C'est que la formation originaire d’Oulan-Bator, fondée en 2016, a attiré la grande foule. L’ancienne Belgique est blindée et une longue file nous attend, à notre arrivée jusqu’au bout de la rue des Pierres à hauteur de Music Village.

Le supporting act est assuré par le combo londonien King Nun. Un quintet dont le premier elpee, « Mass », est paru en 2019. Son style ? Quelque part entre punk, grunge et garage rock. Sa musique est à la fois énergique, hargneuse et explosive. Un peu comme s’il avait hérité quelque chose des Stones à leurs débuts, des Sex Pistols, des Ramones, de Nirvana et de METZ pour rester dans l’air du temps. D’autant plus que charismatiques, les musicos libèrent une expression sonore chargée d’angoisse adolescente.

En 35 minutes, le combo va livrer 10 morceaux qui décapent ou dépotent, selon que vous aimez vous y frotter ou vous y transvaser. Et tout particulièrement le single « Mess Around ». Evidemment, quand on compte trois guitaristes au sein de son line up, l’électricité gicle de partout ; et même si parfois elle est maladroite, elle s’avère particulièrement rafraîchissante. En outre, le sens mélodique est préservé. Une bonne entrée en matière !

Pour les photos, c’est ici

Setlist : « Golden Age », « Lightning To Fly », « Heavenly She Comes », « Selfish », « OCD », « Black Tree », « Live On The Beach », « Chinese Medicine », « Hung Around », « Escapism ».

The Hu débarque sur les planches sous des applaudissements nourris. Chaque musicien prend sa place sur les planches. Outre le chanteur (qui se sert encore circonstanciellement de la flûte ou d’une guimbarde) et les deux préposés à l’instrumentation folklorique, le line up implique deux guitaristes, un bassiste ainsi que deux drummers installés sur de hautes et imposantes estrades. L’un d’entre eux frappe sur des immenses tambours, dont les peaux claquent littéralement. Ces deux percussionnistes cognent tour à tour ensemble ou séparément. Mais soyez-rassurés, l’invasion de ce collectif n’est pas dirigée par Gengis Khan. Ils ont un look effrayant, mais ils sont super cool et en perpétuel interaction avec le public.

C'est par « Shihi Hutu », titre du dernier elpee que les hostilités débutent. Les instruments à cordes frottées sont bien mis en exergue et apportent une coloration vraiment exotique à une expression sonore métallique, mais mélodieuse.

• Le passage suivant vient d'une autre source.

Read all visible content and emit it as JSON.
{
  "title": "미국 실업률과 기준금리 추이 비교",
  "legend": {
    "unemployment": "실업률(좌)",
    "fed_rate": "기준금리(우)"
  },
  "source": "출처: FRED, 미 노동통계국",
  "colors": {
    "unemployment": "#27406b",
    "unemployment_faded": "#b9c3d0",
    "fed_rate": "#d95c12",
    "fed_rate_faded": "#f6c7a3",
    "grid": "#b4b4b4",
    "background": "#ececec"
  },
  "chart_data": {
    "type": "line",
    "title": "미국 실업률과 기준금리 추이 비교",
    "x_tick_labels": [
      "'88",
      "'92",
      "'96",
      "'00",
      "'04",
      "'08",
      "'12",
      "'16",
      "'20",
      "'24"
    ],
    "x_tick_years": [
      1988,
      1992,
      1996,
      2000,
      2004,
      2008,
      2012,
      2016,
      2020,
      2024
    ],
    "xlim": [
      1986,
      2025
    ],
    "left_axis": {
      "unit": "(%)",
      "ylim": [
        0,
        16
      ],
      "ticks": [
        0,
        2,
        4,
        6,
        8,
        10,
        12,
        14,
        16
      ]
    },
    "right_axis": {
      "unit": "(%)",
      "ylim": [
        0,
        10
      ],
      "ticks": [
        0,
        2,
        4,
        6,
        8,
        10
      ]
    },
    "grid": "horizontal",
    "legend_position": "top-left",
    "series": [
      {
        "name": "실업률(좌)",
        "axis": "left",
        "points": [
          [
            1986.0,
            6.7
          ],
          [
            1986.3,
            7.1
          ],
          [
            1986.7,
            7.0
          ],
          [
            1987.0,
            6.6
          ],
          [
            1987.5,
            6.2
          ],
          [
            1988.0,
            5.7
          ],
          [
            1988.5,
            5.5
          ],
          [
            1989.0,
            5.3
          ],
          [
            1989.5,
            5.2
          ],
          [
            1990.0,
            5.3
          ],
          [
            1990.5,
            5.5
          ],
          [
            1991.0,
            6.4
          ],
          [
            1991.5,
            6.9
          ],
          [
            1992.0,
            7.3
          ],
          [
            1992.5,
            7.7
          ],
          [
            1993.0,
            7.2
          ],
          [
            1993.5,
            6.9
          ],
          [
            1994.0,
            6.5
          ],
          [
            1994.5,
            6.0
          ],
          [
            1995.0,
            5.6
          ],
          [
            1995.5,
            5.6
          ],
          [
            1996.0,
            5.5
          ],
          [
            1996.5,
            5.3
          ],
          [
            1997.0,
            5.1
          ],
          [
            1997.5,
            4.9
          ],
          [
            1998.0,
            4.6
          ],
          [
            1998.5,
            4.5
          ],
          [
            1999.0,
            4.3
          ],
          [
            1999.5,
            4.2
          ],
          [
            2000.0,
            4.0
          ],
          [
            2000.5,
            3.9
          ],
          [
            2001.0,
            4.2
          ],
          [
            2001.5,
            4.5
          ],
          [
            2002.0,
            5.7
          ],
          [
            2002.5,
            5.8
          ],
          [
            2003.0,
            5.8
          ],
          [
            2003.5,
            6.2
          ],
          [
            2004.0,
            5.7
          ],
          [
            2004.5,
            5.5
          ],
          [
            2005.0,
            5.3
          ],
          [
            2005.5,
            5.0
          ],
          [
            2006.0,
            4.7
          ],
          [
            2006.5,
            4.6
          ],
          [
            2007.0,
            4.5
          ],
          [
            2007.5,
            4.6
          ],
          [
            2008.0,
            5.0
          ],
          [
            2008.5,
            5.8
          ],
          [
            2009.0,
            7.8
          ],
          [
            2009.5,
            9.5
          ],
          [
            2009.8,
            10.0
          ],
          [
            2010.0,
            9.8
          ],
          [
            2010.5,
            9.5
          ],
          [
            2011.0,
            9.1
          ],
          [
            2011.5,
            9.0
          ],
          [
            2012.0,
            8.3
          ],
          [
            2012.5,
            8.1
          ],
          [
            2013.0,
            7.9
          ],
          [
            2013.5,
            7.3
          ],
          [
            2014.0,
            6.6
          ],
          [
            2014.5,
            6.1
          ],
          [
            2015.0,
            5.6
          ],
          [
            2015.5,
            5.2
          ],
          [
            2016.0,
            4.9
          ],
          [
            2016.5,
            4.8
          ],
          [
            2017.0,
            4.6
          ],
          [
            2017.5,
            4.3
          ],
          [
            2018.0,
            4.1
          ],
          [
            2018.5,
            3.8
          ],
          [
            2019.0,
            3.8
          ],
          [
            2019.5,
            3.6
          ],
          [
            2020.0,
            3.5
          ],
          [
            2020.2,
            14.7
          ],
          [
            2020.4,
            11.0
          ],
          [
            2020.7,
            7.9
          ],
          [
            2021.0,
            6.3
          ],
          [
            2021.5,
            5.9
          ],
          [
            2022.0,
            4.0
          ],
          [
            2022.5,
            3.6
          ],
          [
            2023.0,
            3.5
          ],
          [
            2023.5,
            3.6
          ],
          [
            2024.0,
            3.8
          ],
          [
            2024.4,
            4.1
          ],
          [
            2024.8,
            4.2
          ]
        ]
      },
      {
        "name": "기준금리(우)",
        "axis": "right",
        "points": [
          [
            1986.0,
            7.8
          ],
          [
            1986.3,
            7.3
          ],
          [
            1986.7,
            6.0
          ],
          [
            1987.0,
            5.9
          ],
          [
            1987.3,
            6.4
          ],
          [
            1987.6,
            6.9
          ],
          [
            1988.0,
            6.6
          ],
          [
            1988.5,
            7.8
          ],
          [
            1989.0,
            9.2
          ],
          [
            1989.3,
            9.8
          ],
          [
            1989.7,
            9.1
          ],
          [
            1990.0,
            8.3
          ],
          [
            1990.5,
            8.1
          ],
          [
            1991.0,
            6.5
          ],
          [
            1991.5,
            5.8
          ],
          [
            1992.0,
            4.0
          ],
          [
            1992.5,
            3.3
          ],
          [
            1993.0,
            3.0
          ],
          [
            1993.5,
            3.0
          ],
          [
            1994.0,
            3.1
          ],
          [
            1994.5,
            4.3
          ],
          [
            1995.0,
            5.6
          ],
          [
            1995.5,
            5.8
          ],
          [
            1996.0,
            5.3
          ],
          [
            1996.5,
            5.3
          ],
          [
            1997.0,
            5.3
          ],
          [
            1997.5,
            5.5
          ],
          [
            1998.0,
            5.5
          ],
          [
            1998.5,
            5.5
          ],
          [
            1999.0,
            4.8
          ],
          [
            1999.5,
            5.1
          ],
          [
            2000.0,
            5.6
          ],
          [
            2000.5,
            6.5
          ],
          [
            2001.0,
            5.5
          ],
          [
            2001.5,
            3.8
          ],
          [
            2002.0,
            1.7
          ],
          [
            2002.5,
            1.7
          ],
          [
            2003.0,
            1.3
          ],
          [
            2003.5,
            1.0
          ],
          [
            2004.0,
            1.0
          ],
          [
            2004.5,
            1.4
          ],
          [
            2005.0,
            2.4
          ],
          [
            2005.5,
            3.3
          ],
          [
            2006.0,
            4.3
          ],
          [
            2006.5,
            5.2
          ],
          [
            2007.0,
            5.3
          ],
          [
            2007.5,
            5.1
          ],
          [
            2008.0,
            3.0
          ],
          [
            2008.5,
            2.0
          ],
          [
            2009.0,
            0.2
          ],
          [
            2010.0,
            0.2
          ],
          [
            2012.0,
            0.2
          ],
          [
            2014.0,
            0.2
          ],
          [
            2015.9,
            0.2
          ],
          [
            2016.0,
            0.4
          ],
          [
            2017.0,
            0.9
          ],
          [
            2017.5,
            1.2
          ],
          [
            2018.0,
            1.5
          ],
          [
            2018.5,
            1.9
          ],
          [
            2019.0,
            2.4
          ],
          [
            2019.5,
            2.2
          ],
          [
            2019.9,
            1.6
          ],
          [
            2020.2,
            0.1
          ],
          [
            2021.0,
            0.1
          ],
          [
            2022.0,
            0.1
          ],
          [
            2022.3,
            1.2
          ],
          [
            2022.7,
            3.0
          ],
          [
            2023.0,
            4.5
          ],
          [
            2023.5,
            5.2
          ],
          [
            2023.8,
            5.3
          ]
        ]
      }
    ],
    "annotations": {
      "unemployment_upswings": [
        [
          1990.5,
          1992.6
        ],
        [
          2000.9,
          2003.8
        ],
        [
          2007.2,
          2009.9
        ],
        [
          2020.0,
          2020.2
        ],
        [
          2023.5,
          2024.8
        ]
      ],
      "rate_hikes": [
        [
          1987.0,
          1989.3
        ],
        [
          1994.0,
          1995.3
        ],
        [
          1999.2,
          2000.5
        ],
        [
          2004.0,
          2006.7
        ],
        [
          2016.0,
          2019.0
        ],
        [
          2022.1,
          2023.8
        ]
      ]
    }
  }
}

Le répertoire va osciller aléatoirement entre morceaux issus de leurs deux opus (« The Gereg », publié en 2019, et Rumble of Thunder, en septembre dernier). Quelques compos plus entraînantes incitent à danser, mais pas de pogo, de round circles ni de crouwdsurfing. Le public est attentif et chante même ce qu’il ne comprend pas, lève les bras, frappe dans les mains en cadence ou pour applaudir. L’ambiance est vraiment bon enfant. Les spectateurs semblent heureux d’être là. Galbadrakh Tsendbaatar, le chanteur et leader, prend régulièrement la parole en s’exprimant dans sa langue natale. Ce qui provoque des scènes assez cocasses au cours desquelles la foule hurle et acquiesce, sans forcément comprendre ce qu’il raconte.

Il fait très chaud dans la salle, et la performance du groupe accentue encore la température dans la fosse. La setlist nous réserve des titres plus pop, à l'instar de « Bii Biyelgee » ou encore « Yuve Yuve Yu », que l'assemblée se met à reprendre en chœur. Parmi les morceaux les plus métalliques, on épinglera « Wolf Totem », « Tatar Warrior » et « This Is Mongol », qui clôture le set proprement dit.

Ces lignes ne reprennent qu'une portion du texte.